Shortly after that announcement, the Linux Foundation implemented a code of conduct, which resulted in a LOT of controversy! Many railed against the "Code of Conflict", arguing that it was just another way social justice warriors were trying to control people. Still others felt a code of conduct would do no harm... Personally, I'm somewhere in between the two extremes: I believe code should be accepted based solely upon the quality of the code, since my computer doesn't care about the political leanings of the one doing the coding, but I also believe that being good at coding isn't a license to be a dickhead.
Then Linux.org was hacked and defaced (picture from motherboard.com)... In addition to the ridiculous words written on the site, it also reveals personal information for the person that wrote the Contributor's Covenant, upon which the LF's Code of Conflict is based. Also, a nasty picture.
This is why we can't have nice things! How hard is it to not be a dick to other people?!
The natural reaction of many to this hacker's childish behavior has been to vindicate and support a code of conduct! A podcast I listen to addressed this topic, and the host noted that this shows a code of conduct may be necessary since some people don't know how to act! (Way to go, genius!) Gotta admit, the thought crossed my mind. Maybe there are people out there that should NOT be associated with the operating system I love and use on a daily basis. Then it occurred to me that such a thought could turn ugly if what is 'unacceptable' was redefined, and I came back to my senses.

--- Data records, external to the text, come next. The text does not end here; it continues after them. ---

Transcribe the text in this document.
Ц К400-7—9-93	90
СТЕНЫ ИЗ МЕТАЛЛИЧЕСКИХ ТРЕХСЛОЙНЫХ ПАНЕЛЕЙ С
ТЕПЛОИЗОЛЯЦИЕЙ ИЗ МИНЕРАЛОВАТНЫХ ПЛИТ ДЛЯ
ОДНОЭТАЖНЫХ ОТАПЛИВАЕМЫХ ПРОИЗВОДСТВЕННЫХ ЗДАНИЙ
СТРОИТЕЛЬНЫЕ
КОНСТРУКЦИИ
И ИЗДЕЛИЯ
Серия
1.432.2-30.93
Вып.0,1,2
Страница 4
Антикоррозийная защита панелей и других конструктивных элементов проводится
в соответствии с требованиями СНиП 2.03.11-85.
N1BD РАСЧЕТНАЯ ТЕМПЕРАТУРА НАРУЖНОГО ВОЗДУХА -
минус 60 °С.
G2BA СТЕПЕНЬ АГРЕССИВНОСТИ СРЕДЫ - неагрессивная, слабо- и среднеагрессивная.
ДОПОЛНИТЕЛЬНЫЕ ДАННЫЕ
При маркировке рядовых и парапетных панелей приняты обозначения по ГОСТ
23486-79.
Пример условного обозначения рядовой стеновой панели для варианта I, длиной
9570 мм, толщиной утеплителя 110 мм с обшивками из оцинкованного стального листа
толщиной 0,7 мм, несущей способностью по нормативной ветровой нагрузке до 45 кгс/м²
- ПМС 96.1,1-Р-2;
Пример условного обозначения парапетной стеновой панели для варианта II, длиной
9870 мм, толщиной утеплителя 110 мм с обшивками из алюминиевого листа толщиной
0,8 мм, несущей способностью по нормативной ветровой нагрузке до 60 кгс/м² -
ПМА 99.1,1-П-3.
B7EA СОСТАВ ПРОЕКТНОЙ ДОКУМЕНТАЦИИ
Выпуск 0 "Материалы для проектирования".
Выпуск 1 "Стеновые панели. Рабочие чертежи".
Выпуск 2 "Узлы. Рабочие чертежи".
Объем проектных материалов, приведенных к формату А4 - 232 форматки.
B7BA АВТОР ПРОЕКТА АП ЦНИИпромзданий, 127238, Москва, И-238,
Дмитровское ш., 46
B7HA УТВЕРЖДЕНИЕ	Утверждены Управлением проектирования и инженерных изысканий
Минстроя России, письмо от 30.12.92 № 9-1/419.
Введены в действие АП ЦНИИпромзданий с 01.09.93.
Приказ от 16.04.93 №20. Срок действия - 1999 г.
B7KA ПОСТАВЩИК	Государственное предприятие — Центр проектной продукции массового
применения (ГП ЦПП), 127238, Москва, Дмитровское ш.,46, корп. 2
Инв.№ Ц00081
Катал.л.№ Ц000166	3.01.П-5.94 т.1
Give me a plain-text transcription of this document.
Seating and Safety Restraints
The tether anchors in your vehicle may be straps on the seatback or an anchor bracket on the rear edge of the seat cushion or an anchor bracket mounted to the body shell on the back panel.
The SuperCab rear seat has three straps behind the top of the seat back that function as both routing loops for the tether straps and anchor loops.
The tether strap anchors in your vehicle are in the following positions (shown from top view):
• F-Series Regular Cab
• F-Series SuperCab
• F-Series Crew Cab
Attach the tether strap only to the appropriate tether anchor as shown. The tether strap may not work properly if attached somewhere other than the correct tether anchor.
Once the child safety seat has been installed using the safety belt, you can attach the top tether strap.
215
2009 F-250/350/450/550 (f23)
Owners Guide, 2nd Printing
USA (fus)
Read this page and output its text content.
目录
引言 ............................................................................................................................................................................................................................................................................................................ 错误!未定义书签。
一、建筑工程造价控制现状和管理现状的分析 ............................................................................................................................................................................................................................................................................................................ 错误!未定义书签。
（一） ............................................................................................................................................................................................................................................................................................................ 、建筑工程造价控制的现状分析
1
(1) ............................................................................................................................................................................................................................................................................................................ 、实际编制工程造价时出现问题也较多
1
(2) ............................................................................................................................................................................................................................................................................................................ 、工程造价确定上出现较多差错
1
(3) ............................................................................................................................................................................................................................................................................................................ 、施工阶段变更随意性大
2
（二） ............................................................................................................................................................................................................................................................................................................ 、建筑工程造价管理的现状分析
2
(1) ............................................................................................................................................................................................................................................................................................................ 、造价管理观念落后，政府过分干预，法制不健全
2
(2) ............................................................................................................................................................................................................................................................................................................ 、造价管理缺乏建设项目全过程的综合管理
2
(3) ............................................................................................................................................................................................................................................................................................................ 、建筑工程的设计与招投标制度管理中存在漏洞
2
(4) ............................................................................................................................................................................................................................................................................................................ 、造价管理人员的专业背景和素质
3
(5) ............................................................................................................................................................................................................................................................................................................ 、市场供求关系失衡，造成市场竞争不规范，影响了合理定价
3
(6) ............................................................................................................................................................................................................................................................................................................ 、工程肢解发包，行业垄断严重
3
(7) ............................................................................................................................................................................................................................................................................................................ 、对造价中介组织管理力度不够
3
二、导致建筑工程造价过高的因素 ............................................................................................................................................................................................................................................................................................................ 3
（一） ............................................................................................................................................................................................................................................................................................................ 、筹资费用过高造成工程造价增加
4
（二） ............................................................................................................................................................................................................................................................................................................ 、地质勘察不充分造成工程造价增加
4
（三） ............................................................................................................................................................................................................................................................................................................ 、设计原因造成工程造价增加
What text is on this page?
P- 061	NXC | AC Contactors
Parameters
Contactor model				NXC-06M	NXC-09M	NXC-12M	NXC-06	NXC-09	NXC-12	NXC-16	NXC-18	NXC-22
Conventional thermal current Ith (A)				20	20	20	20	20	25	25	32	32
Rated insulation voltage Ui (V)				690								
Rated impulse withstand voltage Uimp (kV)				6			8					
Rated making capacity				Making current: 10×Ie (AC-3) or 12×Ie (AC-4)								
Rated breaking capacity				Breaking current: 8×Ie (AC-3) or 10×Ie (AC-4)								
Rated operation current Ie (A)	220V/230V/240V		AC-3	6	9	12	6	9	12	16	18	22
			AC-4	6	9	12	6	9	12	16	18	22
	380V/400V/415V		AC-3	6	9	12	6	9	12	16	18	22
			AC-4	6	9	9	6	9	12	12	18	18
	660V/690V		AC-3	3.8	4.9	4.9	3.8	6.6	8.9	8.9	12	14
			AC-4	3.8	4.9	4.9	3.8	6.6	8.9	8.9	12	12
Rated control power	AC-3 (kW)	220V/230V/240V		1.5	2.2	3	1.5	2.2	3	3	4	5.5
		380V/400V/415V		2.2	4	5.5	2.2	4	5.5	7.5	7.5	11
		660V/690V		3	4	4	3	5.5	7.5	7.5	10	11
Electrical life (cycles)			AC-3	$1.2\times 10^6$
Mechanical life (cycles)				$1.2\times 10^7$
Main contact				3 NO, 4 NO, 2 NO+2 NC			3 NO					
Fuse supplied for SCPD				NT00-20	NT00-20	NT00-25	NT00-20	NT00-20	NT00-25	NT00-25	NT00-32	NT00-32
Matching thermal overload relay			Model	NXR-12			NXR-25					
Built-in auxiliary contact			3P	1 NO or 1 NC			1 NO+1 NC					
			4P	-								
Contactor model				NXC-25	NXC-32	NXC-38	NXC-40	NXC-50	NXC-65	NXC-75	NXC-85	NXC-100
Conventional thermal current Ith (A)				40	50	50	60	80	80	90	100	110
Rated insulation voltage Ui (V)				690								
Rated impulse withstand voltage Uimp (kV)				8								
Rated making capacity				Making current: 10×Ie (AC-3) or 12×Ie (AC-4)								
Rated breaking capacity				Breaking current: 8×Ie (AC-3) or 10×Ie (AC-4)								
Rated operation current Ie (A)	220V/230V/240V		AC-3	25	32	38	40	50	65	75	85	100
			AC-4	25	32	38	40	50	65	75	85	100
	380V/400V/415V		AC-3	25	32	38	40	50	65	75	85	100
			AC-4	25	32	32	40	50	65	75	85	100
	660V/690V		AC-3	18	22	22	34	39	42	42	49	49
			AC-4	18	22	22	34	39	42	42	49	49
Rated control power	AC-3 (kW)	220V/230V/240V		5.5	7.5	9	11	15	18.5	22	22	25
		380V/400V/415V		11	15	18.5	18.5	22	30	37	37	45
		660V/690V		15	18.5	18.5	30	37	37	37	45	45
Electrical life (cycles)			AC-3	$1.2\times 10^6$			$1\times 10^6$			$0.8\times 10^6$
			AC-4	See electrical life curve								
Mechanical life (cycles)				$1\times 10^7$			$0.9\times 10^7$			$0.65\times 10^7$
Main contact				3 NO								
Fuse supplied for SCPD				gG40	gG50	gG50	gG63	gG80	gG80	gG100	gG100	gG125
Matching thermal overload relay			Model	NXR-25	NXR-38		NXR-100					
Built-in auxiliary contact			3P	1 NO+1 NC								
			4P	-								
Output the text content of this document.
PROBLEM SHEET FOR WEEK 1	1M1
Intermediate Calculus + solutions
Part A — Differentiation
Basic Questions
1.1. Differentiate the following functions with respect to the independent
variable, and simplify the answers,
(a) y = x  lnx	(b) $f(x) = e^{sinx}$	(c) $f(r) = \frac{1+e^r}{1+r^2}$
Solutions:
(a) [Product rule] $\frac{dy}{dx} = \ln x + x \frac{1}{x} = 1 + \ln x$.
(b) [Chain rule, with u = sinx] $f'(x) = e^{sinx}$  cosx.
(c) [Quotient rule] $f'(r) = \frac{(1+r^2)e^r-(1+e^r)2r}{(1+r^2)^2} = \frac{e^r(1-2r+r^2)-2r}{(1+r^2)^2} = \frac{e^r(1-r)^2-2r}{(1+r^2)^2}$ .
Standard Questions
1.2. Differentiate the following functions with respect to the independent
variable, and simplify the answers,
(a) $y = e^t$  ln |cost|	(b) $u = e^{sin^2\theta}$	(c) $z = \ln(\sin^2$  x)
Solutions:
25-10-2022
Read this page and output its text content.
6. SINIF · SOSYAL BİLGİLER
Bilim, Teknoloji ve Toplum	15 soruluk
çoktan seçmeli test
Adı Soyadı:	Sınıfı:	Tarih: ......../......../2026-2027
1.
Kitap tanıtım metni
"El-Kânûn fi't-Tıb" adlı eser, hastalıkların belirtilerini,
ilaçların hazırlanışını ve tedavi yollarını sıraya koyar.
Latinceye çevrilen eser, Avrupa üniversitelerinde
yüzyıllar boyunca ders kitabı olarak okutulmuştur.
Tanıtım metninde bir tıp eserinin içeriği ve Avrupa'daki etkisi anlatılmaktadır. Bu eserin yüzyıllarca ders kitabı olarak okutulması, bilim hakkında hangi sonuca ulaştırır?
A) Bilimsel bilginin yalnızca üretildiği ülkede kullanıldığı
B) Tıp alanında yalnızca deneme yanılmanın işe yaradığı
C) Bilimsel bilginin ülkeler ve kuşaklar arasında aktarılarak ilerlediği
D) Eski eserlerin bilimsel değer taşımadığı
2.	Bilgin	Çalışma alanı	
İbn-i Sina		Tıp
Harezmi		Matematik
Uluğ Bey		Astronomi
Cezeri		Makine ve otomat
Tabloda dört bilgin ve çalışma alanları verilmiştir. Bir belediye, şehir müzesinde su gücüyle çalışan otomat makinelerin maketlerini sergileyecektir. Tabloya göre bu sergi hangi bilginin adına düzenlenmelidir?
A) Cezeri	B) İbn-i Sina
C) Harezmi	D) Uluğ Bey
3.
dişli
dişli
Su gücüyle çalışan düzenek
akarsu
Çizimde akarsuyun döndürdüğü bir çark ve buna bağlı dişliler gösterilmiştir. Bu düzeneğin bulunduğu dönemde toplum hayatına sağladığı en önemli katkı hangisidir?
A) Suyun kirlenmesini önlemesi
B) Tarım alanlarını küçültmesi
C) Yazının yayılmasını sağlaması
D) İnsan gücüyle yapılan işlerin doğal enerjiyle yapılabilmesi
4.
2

Folks, this is the internet; there are good people here, but also bad people, mean people, and childish people who hurt others just for kicks. None of this is new, and it would be silly to assume that any sort of COC would truly eliminate any of it. Moreover, I don't want to give such power to a body that could eventually decide that specific colors, genders, creeds, religions, etc were also 'bad' and suddenly remove those individuals too, regardless of how they conduct themselves. The best part about Open Source is the freedom it gives to the user, and I believe it should stay that way! That said, I believe we should all do our part to be better people, including better software users.
To that end, I personally condemn this hacker's behavior; I condemn the COC for trying to control and limit contributors, which could make Linux weaker overall (let's face it, your feelings don't change bad code into good code); I commend Linus for seeking out ways to grow in how he communicates and collaborates with people. I think we all would do well to follow Linus' example and reassess how we treat each other. If we did that, a COC wouldn't even be necessary in the first place.